# Any tips/comments regarding the latest version of the C++ library: Eigen (v. 3.0)?

Hi all,

**1. A new version of Eigen (v 3.0 now) is out** (on March 23, 2011), and it seems promising. First, a few links:

The main page for the project is here: [^]. The page for v.3.0 is here: [^]. It seems to be *very* fast: [^].

**2. No compilation issues on the Win32 platform:** I just downloaded it today, and found that it compiles OK with VC++ 10.0 on Win32 (the BUILD_ALL project). I haven't had the time to try anything further, though.

**3. Please share your experience:** For whatever reasons, if anyone here eventually decides to use it, or not to use it, or has any comments or tips to offer, I would like to hear from him/them, esp. in respect of the following points:

**3.1** **For eigenvalue computations**, comparative advantages/disadvantages, including speed comparisons, with the existing libraries like ARPACK, Trilinios, etc.

Assume that the system to solve has origins in a typical structural/solid mechanics FEM. If possible, please share your experience for global [A] matrix orders of 3k, 10k, 100k, and bigger, the matrices being the typical FEM ones: sparse, symmetric, etc.

[This note is not really necessary, but just in the interest of clarity: If a matrix has 10 rows and 10 columns, then its order is taken to be 10, not 100.]

**3.2 For solving a linear FEM-generated system** using a direct solver, speed comparisons with the existing FORTRAN/C++ code as implemented in GOTO (latest version), Taucs, etc. Again, matrix orders go from 3k to 100k and bigger, and the matrices, of course, are sparse, symmetric, etc.

**4.** Any **other tips** you care to share would also be appreciated.

Thanks in advance.

--Ajit

[E&OE]

- Ajit R. Jadhav's blog
- Login or register to post comments
- 2808 reads

## Dear Ajit, To me the

Dear Ajit,

To me the added value of eigen is to allow automatic tuning of operations on dense matrices and vectors. So from that point of view it is a very promising and exciting code. As far as I know, the direct sparse solver of Eigen is not very state-of-the-art its a copy of the CSparse code of Tim Davis. I asked to the eigen team if they were considering to implement a left-looking or multifrontal direct solver that could take advantage of blas3 operation (that they optimize), buyt unfortunately they won't (at least in a near future). So to have an efficient direct solver you should still relies on other classical blas.

My blog on research on Hybrid Solvers: http://mechenjoy.blogspot.com/

## Eigen 3.0 and solver libraries---Reply to Thomas

Dear Thomas,

Thank you very much for the clarification. ... So, I gather that since Eigen 3.0 isn't going to be multifrontal for a while, other classical blas would be better... Hmmm...

I am pretty much a novice to these libraries, and very much in the process of learning about them. So, could you please clarify or point out links for what is meant by "left-looking"?

Another point. I would like to have a little private communication with you concerning our current requirements and the capabilities of various solver libraries (both from public and commercial domains).
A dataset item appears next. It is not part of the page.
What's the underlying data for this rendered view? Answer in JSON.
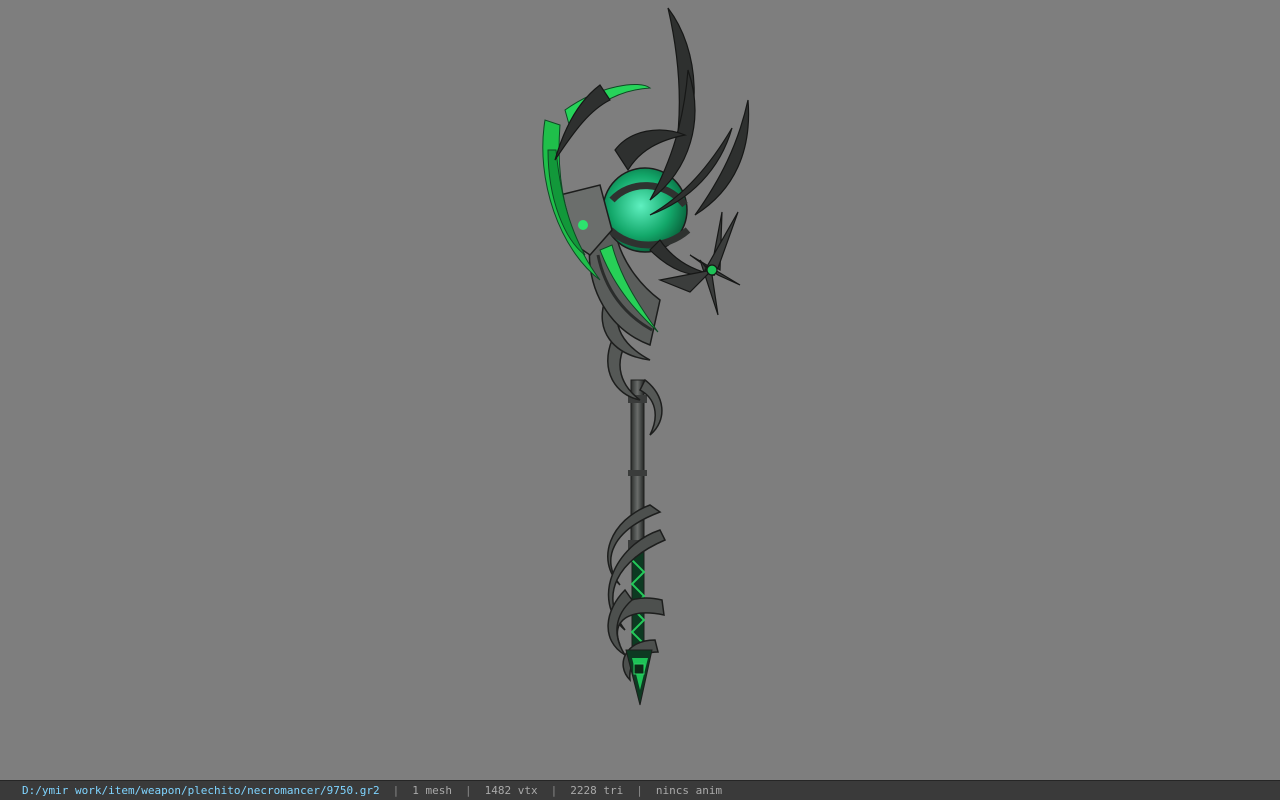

If you don't mind, could you please drop me an email at aj175tp [at] yahoo [do t] co [d o t] in ? Thanks in advance.

--Ajit

- - - - -

[E&OE]

## Direct solvers

Dear Ajit,

In fact concerning the (let say) cholesky decomposition there is 6 different manners to write the algorithm, depending if you start to work with rows or columns (basically there are 3 "for" loops). The right or left looking version are two of those. This naming comes from the fact in the right looking version (which is actually row by row) you update terms of your factorization that are after the diagonal (on the right), while the left looking (which is col by col and is the actual implementation of CSparse) you do it on the left. May be I' m wrong (I often confuse the dfferent factorizations) but the idea is close to that.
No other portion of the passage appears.